Per tremonti in Occidente c’è un deficit di democrazia vera: come porvi rimedio?
A pag 115 del suo libro “Uscita di sicurezza” che presto diventerà un bestseller, Giulio Tremonti sempre snobbato dai Gad Lerner con la loro sopraccigliosa burbanza da presunte “riserve indiane”, parla nel 2012 – con preveggenza da Nostradamus – del rischio di un cedimento totalitario della democrazia:“Il campo di scontro finale sarà -è-quello della democrazia. Tutti gli Stati europei sono infatti formalmente democratici, al loro interno. Ma tutti stanno perdendo vaste quote della loro originaria e propria democrazia. Per cominciare, come tutti gli Stati-nazione del mondo, anche gli Stati-nazione europei cedono quote di democrazia al mercato, che non è precisamente definibile come forma nuova, alternativa e sostitutiva della democrazia. Questo lo credono solo i fanatici. Non è così, non è corretto crederlo, se non altro per il semplice fatto che va più sul mercato soprattutto chi ha più soldi! Inoltre, a differenza degli altri Stati-nazione del mondo, gli Stati-nazione europei, passando attraverso un intenso, nuovo e tipicamente europeo processo di devoluzione verso l’alto, cedono alle istituzioni europee, alla Commissione europea, ai Consigli europei, alla Corte europea, alla Banca centrale europea eccetera quote di competenze e di poteri che invece erano storicamente oggetto di azione e controllo democratico nazionale. Le istituzioni europee, dal canto loro, non sono ancora tutte sempre e precisamente definibili in base ai parametri, ai criteri, ai modelli, ai princìpi storici tipici della democrazia classica! Diciamo qui ottimisticamente che la “cifra democratica” propria di tutte queste istituzioni pare ancora piuttosto in experimentum, piuttosto in divenire”.
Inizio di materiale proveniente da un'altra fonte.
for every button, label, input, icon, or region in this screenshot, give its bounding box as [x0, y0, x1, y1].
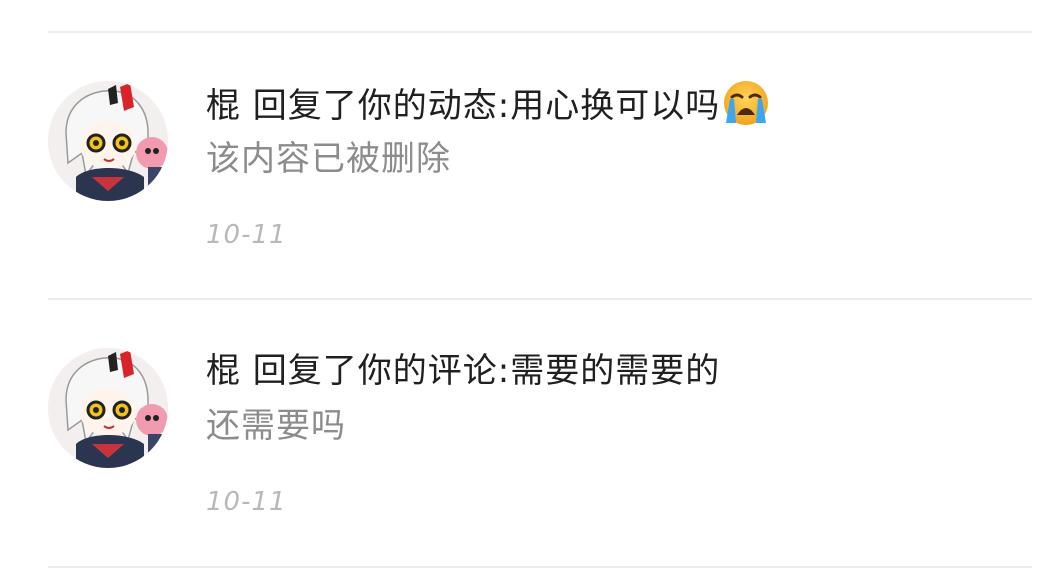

Diceva John Maynard Keynes che “nel lungo periodo siamo tutti morti”. Ed in nome di questa devoluzione moralizzatrice verso l’alto alla Alexander Hamilton – il fine giustifica i mezzi a qualunque costo – sarebbe folle pensare che la incipiente tensione federalista euro-americana in experimentum al riparo dei processi elettorali è talmente “grandiosa” e tecnicamente incontestabile come progetto politico, da accettare i danni della più colossale socializzazione delle perdite dai tempi di Herbert Hoover come funzionali allo scopo! Con una gigantesca “rimozione nevrotica” della realtà che fa rivoltare nella tomba il padre della psicanalisi Sigmund Freud…In fondo il famigerato “Quantitative Easing” (immissione di liquidità dalle banche centrali agli istituti di credito) e la Nep (l’illusione della democratizzazione dello statalismo delle campagne in Russia all’epoca di Lenin), sono simmetricamente opposti: tanto il popolo capirà in seguito, nel perseguimento della meta finale indicata dal disegno di una società statalizzata senza Stato e di un libero mercato permanente che continua però a salvare lo Shadow Banking. Fanatismo nevrotico e malafede si alleano. Ed è quello che infatti precisamente sta accadendo tra la Grecia sotto scacco del nazi-socialismo di Alba Dorata e la “neosovietizzazione militare” di Putin, un ritorno alla guerra fredda! Continua l’imperdibile Tremonti:“La finanza ombra (la shadow finance), che viene detta così proprio perché è attiva fuori dalla luce di ogni giurisdizione, ha ancora un volume pari alla metà circa del volume dell’attività finanziaria regolare. Come premesso, per assicurare il presente della finanza, i governi hanno disperso i loro capitali e messo a rischio il futuro dei loro popoli”. Non è la “dittatura del presente”? Nulla di più vero. Ma perché questo succede veramente e non si fa un po’ di sana spesa pubblica in passivo? A capire la situazione tragica ci aiuta in buona parte il prof. Marcello De Cecco:“Mario Draghi è riuscito, proprio sul filo di lana, a prevenire la tempesta monetaria che sarebbe certamente scoppiata se la riunione della Bce si fosse conclusa senza il varo del Quantitative Easing”. Cioè ha accontentato i mercati in preda al nervosismo. Peccato, l’alternativa sarebbe stata il cambiamento alla Freud. Senza mettere a repentaglio il futuro dei popoli interi.